Un navire trop grand pour entrer dans le port de Saint-Malo
L'Annelies Ilena est tellement grand qu’il ne pourra même pas accéder au port de Saint-Malo : Alors que le merlan sera broyé et transformé en pâte de surimi sur le navire, la pâte sera ensuite déchargée aux Pays-Bas avant d’être transférée par camions vers l’usine malouine de la compagnie ; pour fabriquer 3000 tonnes de surimi chaque année.
Selon les associations Bloom et Pleine mer, "ce navire usine met en péril l’océan ainsi que les moyens de subsistance des pêcheurs artisans qui ont pourtant les meilleures performances sociales, économiques et environnementales. Ce navire symbolise à lui seul tout ce qui dysfonctionne dans le secteur de la pêche. Alors que les pêcheurs vont de crise en crise depuis des années, les pouvoirs publics continuent de défendre les destructeurs de l’océan au mépris de la protection des pêcheurs artisans et de l’environnement".
Elles entendent lutter "contre le gigantisme, les usines flottantes et la mainmise des industriels sur le secteur de la pêche". Elles dénoncent également un "pillage des océans" et veulent empêcher le navire d'"accaparer les quotas" de pêche.

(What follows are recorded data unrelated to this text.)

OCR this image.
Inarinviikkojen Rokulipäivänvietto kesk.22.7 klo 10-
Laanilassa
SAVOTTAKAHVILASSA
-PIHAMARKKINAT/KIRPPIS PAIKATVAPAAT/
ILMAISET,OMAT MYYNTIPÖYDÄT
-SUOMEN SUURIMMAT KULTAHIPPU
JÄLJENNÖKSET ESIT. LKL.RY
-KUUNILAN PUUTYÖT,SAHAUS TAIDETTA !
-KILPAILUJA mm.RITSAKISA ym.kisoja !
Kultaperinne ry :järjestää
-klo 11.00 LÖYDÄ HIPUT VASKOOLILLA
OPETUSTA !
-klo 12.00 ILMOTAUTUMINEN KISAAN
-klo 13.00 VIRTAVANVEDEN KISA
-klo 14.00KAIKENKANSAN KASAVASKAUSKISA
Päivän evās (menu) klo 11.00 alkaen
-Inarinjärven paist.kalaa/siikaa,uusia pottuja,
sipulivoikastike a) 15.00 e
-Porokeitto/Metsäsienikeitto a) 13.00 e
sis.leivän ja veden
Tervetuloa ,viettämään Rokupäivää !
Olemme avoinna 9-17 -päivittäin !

"Désastre pour les emplois côtiers"
Les associations ne sont pas les seules à voir d'un mauvais œil ce chalutier. Lors des questions au gouvernement à l'Assemblée nationale mercredi, le député écologiste de l'Isère Jérémie Iordanoff a interpellé le secrétaire d'État chargé de la mer et de la biodiversité, Hervé Berville. L'élu isérois dénonce notamment une "aberration pour l'environnement et un désastre pour les emplois côtiers".
Si sur le papier, il s'agit d'un chalutier pélagique, c'est-à-dire dont le filet reste entre deux eaux sans racler le fond, selon le président des ligneurs bretons, la réalité est différente. Gwen Pennarun explique ainsi au micro de France Culture que ce chalut "arrive à quasiment 30 mètres d'ouverture verticale sur des fonds de 35 à 40 mètres", ce qui signifie d'après lui que "le chalut va de la surface au fond et laisse peu de chances à toutes espèces confondues".

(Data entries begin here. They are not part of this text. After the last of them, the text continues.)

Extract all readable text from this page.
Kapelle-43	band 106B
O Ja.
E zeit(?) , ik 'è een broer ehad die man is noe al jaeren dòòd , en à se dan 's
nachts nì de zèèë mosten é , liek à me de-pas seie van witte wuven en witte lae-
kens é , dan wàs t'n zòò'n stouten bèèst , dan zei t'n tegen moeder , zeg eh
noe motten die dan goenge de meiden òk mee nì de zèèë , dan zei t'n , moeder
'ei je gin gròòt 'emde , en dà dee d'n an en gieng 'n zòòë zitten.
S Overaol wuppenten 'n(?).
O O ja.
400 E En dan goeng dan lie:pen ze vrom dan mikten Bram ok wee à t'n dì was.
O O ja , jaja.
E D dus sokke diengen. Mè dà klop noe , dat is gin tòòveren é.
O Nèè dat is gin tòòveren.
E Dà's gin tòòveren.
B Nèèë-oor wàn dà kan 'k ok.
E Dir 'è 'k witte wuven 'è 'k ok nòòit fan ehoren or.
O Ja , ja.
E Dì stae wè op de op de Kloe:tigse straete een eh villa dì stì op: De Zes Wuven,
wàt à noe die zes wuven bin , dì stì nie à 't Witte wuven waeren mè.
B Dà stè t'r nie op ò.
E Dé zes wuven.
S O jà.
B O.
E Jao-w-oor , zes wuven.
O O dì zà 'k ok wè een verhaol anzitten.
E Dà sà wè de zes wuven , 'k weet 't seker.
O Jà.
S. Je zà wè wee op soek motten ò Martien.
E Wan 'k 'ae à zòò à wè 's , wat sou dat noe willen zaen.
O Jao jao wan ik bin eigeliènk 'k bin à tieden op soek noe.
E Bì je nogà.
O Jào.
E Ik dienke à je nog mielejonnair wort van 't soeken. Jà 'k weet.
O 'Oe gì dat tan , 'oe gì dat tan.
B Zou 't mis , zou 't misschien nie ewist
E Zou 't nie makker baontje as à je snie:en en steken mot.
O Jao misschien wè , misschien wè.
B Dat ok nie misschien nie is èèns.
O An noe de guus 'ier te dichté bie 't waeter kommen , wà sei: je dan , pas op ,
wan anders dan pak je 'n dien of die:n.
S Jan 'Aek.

Quand on associe ce bateau à la Bretagne, on salit la Bretagne.
Loïg Chesnais-GirardPrésident de la région Bretagne
Le président de la région Bretagne, Loïg Chesnais-Girard fait part au micro de France Inter d'une certaine "amertume" face à la démesure du navire. "Ce navire énorme est exactement dans la ligne de la pêche mondiale que l'on voit, mais il n'est pas conforme à la pêche bretonne que je défends, avec des règles environnementales et sociales", insiste-t-il. Il refuse que ce bateau soit considéré comme breton : "Quand on associe ce bateau à la Bretagne, on salit la Bretagne", s'agace Loïg Chesnais-Girard.
La compagnie des pêches de Saint-Malo assure à France Inter que le navire pêchera uniquement des merlans bleus, poisson qui "n'intéresse pas les navires de pêche artisanale". Sauf que l'Annelies Ilena risque tout de même de priver les autres pêcheurs français d'une importante partie des quotas qu'ils ont déjà du mal à se partager, alerte au micro de France Culture David Le Quintrec, patron pêcheur lorientais, qui intervient dans le golfe de Gascogne. "On nous restreint nos zones de pêche avec les parcs éoliens, maintenant les aires marines protégées sont en train d'être fermées à la pêche sur tout le long du littoral anglais", déplore-t-il.